The DWSIGF either with priority or random selection is promising a minimal risk in selecting the attacker as the forwarding node. This will increase the network performance as a whole. As discussed before, blackhole and selective forwarding attacks can be grouped together because once attacker be selected as the forwarding node, it can do anything to the received packets, either drop all the received packets or selectively forward and drop certain packets.
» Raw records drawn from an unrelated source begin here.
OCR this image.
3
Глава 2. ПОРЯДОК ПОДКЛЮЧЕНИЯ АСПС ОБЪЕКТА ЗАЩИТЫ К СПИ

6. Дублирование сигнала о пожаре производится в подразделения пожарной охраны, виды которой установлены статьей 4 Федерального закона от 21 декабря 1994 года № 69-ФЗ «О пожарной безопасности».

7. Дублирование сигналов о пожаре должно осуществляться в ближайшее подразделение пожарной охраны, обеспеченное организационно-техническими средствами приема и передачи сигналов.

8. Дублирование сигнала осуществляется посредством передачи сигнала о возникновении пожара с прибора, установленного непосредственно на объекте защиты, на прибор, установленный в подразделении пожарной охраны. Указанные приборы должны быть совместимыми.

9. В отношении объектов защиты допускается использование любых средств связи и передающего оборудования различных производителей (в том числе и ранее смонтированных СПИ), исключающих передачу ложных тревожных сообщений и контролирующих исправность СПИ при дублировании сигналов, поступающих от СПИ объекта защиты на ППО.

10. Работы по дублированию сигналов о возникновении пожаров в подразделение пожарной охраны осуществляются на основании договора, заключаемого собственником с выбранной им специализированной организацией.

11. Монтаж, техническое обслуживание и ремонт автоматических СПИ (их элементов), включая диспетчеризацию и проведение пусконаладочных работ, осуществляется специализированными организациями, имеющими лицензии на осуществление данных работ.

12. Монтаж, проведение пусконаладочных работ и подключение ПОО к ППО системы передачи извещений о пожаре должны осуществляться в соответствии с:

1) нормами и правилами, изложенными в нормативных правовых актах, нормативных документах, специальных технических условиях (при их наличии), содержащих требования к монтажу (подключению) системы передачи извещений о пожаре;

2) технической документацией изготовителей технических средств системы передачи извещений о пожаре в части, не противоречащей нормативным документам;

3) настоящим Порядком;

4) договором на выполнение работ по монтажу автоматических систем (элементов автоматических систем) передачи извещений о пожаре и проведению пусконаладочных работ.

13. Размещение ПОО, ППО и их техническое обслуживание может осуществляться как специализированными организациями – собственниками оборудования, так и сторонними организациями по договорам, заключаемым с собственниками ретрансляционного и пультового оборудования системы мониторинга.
This routing protocol also robust against wormholes, HELLO flood, sinkholes attacks and spoofing and altering of routing table even without any security techniques and mechanisms applied on it because it inherits the behavior of IGF routing strategies. Each node will make an independent decision in choosing its next hop based on node’s physical location given by GPS or any other localization techniques. This technique also limits the impact of attacks to local neighborhood only because the participating node is fully independent and dynamically chosen as late as possible. At the same time, with geographic routing properties, it is also resistant to insiders and outsiders’ attackers since, it do not trust its neighboring nodes.
However, DWSIGF protocol still vulnerable to Sybil and DoS attacks. The adversaries node always competes to send the respond control packet as early as possible in order to make sure always be selected as a next hop. Since, the protocol requires next hop’s candidate to pass certain criteria or rules, then there is no possibility for the attackers to send wrong information to the sender and claims it is a right next hop to be chosen. We will further discuss our routing strategies and defense methods in our next study.
As a conclusion, the DWSIGF promise a good defense against blackhole and selective forwarding attack with better performance on PDR even without inserting any security mechanism inside the routing protocol. However, IGF still be a good solution when there is no attack in the network.
ACKNOWLEDGMENT
We would like to thank the reviewers for their comments. This work was supported by research grant UKM-OUP-NBT-29-153/2008.